La cocaina dal Sud America e dalla Calabria per la quale i narcos italo-albanesi studiavano rotte da coprire con un aereo da turismo e un pilota di cui disponevano («Posso atterrare a Milano, a Canicattì... guarda io c'ho un pilota dell'Aeronautica che è stato dove c'è la guerra.. No a Gaza? No in Cile? Ma in Venezuela... c'ha l'hangar suo...», diceva uno dei contatti intercettato dai carabinieri) e poi ancora le feste, gli investimenti nei locali del Centro di Roma, la passione per le auto di lusso (anche se non tutti avevano la patente) e la "bella vita" conseguibile, però, solo ottenuti i documenti "regolari" in Italia.
È uno squarcio a tutto tondo sui legami tra consorterie nostrane e straniere, quello aperto dai carabinieri del comando provinciale di Roma che ieri all'alba, coordinati dalla Direzione distrettuale antimafia, hanno dato esecuzione a 12 ordinanze di custodia cautelare nei confronti di altrettanti soggetti (uno latitante) di stanza tra Rocca di Papa, Grottaferrata, l'Eur, il litorale e Reggio Calabria, tutti gravemente indiziati, a vario titolo, dei reati di associazione finalizzata al traffico di sostanze stupefacenti e spaccio.
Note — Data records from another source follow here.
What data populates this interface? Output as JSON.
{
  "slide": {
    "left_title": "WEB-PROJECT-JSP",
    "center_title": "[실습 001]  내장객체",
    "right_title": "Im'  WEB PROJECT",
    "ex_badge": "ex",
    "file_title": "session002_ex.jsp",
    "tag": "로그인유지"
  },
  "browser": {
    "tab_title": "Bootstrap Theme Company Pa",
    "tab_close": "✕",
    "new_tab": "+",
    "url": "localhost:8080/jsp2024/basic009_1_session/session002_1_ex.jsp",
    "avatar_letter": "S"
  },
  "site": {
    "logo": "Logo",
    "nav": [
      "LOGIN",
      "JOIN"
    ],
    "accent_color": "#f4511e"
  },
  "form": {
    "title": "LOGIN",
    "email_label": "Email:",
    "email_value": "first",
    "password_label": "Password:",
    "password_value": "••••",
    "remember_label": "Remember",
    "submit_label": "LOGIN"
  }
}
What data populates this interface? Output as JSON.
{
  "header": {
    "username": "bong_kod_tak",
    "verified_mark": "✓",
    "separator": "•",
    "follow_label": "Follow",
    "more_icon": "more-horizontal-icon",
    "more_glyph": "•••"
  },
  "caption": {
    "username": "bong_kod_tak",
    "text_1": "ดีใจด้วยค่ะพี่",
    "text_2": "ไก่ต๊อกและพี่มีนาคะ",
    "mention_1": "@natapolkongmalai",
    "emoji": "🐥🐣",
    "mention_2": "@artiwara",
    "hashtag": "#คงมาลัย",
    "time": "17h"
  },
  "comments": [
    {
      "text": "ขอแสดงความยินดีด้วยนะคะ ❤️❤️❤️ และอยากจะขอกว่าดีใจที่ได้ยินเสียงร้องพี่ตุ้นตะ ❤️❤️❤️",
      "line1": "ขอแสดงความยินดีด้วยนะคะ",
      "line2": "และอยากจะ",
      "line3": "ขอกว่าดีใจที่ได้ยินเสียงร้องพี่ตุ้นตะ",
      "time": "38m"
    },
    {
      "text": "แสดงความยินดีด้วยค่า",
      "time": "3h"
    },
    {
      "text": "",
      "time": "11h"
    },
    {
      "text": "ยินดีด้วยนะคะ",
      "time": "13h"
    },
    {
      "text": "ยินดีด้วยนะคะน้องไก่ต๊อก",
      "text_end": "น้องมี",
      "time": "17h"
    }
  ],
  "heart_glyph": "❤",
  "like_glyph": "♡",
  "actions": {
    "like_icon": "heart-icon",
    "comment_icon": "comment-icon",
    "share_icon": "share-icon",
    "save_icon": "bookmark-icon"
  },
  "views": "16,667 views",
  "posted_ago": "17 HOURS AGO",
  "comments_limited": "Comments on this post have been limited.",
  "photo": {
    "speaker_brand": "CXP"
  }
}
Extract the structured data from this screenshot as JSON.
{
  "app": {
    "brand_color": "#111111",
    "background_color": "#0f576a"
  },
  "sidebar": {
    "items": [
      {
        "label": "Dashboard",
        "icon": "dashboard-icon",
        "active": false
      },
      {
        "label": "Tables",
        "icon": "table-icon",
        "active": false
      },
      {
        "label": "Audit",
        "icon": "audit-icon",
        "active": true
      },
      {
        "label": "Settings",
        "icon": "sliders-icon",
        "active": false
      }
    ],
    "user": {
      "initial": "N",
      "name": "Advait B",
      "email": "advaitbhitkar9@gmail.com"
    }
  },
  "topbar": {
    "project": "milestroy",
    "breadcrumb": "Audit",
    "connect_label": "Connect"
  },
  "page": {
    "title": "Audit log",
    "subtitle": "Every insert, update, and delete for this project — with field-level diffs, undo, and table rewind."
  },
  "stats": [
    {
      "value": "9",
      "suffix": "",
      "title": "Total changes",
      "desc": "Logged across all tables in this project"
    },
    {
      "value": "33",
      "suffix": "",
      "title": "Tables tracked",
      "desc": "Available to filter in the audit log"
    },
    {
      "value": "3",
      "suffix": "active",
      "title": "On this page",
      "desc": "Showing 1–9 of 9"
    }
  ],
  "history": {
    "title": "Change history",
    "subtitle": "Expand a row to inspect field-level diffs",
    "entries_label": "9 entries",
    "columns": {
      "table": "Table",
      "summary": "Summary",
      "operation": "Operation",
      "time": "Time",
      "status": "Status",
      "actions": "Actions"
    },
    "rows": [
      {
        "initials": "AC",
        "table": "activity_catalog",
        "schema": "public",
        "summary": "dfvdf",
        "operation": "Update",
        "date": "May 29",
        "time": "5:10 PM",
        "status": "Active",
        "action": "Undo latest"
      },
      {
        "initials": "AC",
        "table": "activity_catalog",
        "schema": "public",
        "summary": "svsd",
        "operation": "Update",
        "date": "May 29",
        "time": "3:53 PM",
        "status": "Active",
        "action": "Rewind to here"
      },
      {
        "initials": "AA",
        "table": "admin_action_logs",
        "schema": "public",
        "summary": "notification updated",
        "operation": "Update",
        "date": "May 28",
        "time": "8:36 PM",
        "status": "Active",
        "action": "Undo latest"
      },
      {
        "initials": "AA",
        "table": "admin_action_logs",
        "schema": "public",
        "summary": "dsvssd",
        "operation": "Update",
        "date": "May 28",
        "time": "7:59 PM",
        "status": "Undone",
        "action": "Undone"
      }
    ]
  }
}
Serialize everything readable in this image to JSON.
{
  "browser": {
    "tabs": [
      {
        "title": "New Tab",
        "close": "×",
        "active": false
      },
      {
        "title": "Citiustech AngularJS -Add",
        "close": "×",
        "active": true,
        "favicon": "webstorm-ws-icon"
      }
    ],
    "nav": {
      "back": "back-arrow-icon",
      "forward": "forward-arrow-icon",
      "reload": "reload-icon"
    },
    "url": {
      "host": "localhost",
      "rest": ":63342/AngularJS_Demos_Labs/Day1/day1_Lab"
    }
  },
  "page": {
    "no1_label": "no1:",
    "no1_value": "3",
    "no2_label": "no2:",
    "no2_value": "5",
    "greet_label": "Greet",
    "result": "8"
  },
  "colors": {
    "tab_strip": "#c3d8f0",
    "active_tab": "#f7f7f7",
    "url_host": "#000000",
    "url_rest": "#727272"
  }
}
L'attività di indagine "Pilot 19" è una costola dell'operazione «Tritone», condotta dai militari del Nucleo investigativo di Roma e che, nel febbraio 2022, aveva disarticolato una radicata locale di ndrangheta nei comuni di Anzio e Nettuno, dedita non solo al narcotraffico ma anche al condizionamento della vita politica locale e al controllo delle attività economiche e degli affidamenti degli appalti locali. Tanto che i due comuni costieri furono sciolti per infiltrazioni mafiose. Ascoltando una conversazione del luglio 2019 tra Vincenzo Italiano (ritenuto dagli inquirenti un ndranghetista di lungo corso collaboratore di Bruno Gallace) e Federico Usai, entrambi non indagati in questo procedimento bensì nell'operazione Tritone, gli investigatori scoprono il contatto con un altro calabrese, detto "il biondo", un giovane legato alla ndrina Bellocco di Rosarno (Rc) che si fa vedere spesso a Roma dove (all'epoca dell'inchiesta) ha a disposizione un appartamentino nel retro di un ristorante di Frascati, sulla via Tuscolana, ed è spesso ospite a Casal Palocco nel ristorante "Al 186" allora gestito dal fratello, A. M., per cui ieri è stato disposto l'obbligo di firma. In pratica il business della vendita dello stupefacente dai confini di Anzio e Nettuno si era esteso ai Castelli e nella Capitale.